Akbar muncul dan telah mengganti bajunya dengan celana joger dan kaos hitam bertulis sport di bagian dadanya. Rambut Akbar dengan potongan model undercut. Riri melihatnya dengan terpana.

"Astaghfirullah hal adzim." ucap Riri dalam hati.

"Kalian masuk aja ke kamar ini." Akbar membuka pintu kamar sebelah tangga.

"Hei! masa aku berdua sama Riri. Kan bukan muhrim." Seru Iyan melihat Riri.

"Oh iya lupa, maksudku Riri di kamar ini sama Cahaya. Nanti Iyan di kamarku." kata Akbar.

"Ayo! masuk Ri!" ajak Cahaya yang telah berada di belakang Riri. Cahaya menuntun pelan Riri. Mereka masuk kedalam kamar dan menutupnya.

"Yuk! masuk ke kamarku Yan." Akbar berjalan lebih dulu di ikuti Iyan.

Di dalam kamar Riri duduk di sisi kasur yang empuk. Ia duduk diam saja, karena Cahaya yang memintanya. Katanya, ia tak kuasa harus melihat Riri kesusahan karena kakinya yang di perban.

Cahaya meletakkan barang-barang yang hanya sedikit.
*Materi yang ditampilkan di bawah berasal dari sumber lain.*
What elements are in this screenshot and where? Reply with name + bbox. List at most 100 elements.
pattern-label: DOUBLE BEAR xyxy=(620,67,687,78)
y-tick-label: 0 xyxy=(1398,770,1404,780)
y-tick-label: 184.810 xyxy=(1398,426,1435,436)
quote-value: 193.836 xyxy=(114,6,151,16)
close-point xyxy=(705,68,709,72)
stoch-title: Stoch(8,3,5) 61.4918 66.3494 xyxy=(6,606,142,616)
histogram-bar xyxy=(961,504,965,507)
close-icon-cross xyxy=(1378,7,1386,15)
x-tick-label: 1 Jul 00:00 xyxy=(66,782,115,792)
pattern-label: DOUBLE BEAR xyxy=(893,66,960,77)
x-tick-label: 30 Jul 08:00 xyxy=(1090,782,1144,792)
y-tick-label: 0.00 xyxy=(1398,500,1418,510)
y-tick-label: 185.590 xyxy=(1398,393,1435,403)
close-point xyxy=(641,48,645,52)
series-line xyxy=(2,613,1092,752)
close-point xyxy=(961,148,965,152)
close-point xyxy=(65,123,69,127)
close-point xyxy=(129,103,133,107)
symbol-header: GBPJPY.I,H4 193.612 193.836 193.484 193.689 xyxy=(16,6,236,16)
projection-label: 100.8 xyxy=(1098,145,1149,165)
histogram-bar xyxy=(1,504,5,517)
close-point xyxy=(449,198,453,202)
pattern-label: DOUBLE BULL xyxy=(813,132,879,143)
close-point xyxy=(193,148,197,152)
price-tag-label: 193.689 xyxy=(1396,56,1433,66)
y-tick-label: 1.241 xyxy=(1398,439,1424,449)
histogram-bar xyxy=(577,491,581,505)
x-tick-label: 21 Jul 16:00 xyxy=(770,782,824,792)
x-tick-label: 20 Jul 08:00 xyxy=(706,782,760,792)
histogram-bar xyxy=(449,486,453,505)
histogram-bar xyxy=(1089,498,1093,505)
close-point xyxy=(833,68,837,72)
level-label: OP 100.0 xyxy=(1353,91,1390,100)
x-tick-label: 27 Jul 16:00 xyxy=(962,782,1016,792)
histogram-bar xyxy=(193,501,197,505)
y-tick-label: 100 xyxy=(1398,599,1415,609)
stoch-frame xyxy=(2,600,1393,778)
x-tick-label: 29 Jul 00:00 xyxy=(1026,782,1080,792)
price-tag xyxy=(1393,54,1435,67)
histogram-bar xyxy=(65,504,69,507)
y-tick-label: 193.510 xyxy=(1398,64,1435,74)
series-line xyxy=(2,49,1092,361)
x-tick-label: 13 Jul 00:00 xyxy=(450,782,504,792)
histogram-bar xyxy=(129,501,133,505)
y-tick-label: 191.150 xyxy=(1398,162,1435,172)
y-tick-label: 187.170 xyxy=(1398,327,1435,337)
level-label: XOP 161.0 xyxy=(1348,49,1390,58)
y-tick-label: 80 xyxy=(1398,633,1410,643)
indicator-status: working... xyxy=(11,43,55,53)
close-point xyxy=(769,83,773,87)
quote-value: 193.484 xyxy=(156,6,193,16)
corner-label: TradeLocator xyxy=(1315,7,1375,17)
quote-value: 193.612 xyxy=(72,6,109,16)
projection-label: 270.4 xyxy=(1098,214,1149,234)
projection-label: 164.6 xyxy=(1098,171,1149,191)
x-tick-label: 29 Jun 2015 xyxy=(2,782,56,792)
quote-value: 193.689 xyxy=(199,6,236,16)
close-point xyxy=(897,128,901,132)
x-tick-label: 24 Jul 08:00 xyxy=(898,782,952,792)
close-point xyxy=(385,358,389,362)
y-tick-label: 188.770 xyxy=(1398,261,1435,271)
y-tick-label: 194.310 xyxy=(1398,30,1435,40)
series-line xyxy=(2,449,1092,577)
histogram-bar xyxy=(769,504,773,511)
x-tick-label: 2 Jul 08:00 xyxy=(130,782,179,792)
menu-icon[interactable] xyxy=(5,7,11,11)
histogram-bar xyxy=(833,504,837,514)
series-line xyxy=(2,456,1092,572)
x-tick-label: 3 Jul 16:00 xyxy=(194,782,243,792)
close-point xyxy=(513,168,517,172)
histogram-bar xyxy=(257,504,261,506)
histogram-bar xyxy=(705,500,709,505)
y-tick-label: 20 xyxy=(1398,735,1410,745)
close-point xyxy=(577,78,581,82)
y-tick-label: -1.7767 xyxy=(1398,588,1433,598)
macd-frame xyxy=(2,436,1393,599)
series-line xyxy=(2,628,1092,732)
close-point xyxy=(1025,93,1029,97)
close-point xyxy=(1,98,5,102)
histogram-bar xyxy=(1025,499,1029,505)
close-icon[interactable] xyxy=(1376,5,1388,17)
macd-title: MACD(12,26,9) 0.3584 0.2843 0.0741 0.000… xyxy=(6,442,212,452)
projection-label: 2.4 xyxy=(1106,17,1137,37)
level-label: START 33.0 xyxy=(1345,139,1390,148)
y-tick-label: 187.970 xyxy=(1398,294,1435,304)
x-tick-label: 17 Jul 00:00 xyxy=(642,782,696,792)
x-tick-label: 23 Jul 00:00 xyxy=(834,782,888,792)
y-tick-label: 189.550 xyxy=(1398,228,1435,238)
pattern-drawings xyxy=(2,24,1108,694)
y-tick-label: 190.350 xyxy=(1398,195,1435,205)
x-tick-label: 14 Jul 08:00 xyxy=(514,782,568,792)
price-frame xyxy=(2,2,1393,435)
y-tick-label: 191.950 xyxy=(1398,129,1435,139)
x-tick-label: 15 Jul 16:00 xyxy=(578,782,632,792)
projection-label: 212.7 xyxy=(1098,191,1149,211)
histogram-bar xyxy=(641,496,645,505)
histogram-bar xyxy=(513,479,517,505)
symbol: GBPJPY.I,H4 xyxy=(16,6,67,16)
Ada perlengkapan mandi milik Riri dan baju yang masih basah di sebuah plastik.

"Aku jemur baju kamu di atas ya Ri, kamu tunggu di sini aja. Bentar kok." ucap Cahaya lalu pergi keluar.

Riri melihat Cahaya dari belakang. Ia merasa sangat beruntung kali ini bisa bertemu dengan gadis cantik berkuncir itu. Riri merasa ia memiliki teman baru. Karena di sekolah ia hanya dekat dengan Zahra.

Cahaya selesai menjemur baju dan memasuki kembali kamar yang terasa kosong.

"Dulu ini kamar siapa sih?" tanya Riri dengan manatap dinding kamar yang putih polos tak ada sentuhan apapun. Di dalam kamar hanya ada lemari, meja rias, dan kasur.

"Kamar kosong Ri, keluarga Akbar kan cuma sedikit. Orang tua Akbar cuma punya dua anak. Akbar dan bintang."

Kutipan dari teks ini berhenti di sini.